Remember the Smithsonian's flying Pterodactyl model?

In 1984, the Smithsonian Institution's Air and Space Museum commissioned the construction of a flying mechanical model of a Quetzalcoatlus northropi a.k.a. a pterodactyl.  The project was led by aeronautical engineer Paul MacCready of AeroVironment, Inc and was funded by Johnson Wax. It flew on the National Mall in 1986 (?) in conjunction with the opening of the IMAX film On the Wing.

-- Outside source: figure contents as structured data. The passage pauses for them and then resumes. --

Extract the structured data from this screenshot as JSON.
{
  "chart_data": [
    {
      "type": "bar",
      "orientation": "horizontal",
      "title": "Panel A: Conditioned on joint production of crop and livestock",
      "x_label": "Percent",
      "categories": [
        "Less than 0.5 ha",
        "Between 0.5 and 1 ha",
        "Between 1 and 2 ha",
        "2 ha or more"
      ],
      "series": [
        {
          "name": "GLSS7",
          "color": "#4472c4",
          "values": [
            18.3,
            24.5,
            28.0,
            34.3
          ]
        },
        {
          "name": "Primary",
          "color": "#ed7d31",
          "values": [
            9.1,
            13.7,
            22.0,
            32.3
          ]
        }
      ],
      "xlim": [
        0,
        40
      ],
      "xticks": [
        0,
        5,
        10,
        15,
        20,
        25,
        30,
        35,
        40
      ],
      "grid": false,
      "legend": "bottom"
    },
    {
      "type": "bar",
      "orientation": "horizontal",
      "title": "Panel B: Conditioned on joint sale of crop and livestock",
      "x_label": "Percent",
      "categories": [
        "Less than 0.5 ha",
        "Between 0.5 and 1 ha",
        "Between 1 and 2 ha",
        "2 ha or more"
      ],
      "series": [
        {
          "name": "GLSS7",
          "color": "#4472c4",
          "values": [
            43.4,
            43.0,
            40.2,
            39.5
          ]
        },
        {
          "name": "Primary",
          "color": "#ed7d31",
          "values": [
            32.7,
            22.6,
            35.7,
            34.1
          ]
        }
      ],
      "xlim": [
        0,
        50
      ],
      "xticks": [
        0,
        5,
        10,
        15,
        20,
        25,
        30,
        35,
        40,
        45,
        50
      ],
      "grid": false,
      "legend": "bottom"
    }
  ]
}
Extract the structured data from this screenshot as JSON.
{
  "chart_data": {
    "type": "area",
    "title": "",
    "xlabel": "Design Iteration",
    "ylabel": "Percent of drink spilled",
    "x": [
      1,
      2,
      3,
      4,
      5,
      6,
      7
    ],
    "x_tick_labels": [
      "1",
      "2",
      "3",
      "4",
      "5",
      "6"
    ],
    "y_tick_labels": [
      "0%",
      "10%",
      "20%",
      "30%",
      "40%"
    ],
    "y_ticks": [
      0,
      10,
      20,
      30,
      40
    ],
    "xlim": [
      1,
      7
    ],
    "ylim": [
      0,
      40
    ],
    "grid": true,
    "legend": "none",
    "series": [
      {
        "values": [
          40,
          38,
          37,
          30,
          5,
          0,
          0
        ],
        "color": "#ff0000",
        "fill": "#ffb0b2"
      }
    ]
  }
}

The model, known as the QNTM, was as a half-scale, 5.5m replica of a pterodactyl.  It was as bio-mechanically accurate as possible given all they had to base it on was the fossil record. It had to be stable and had to propel itself with its flapping wings.  Pretty amazing stuff, especially for the mid 1980's!

The QM was on display at the Joint Services Open House at Andrews AFB.  I snapped the attached shot and one of a headless version.  I think the one shown was a static model and the headless one was the actual QM that was damaged on landing.  The photos of the latter were not that clear so I just scanned this one.


I had no luck finding a reference in the Air and Space Magazine but I did find these:
  1. The Great Pterodactyl Project (1985), Paul MacCready, [Caltech] Engineering and Science, pp 18-24.
  2. Flying Pterodactyl for IMAX Movie “On The Wing” - includes some in-flight photos.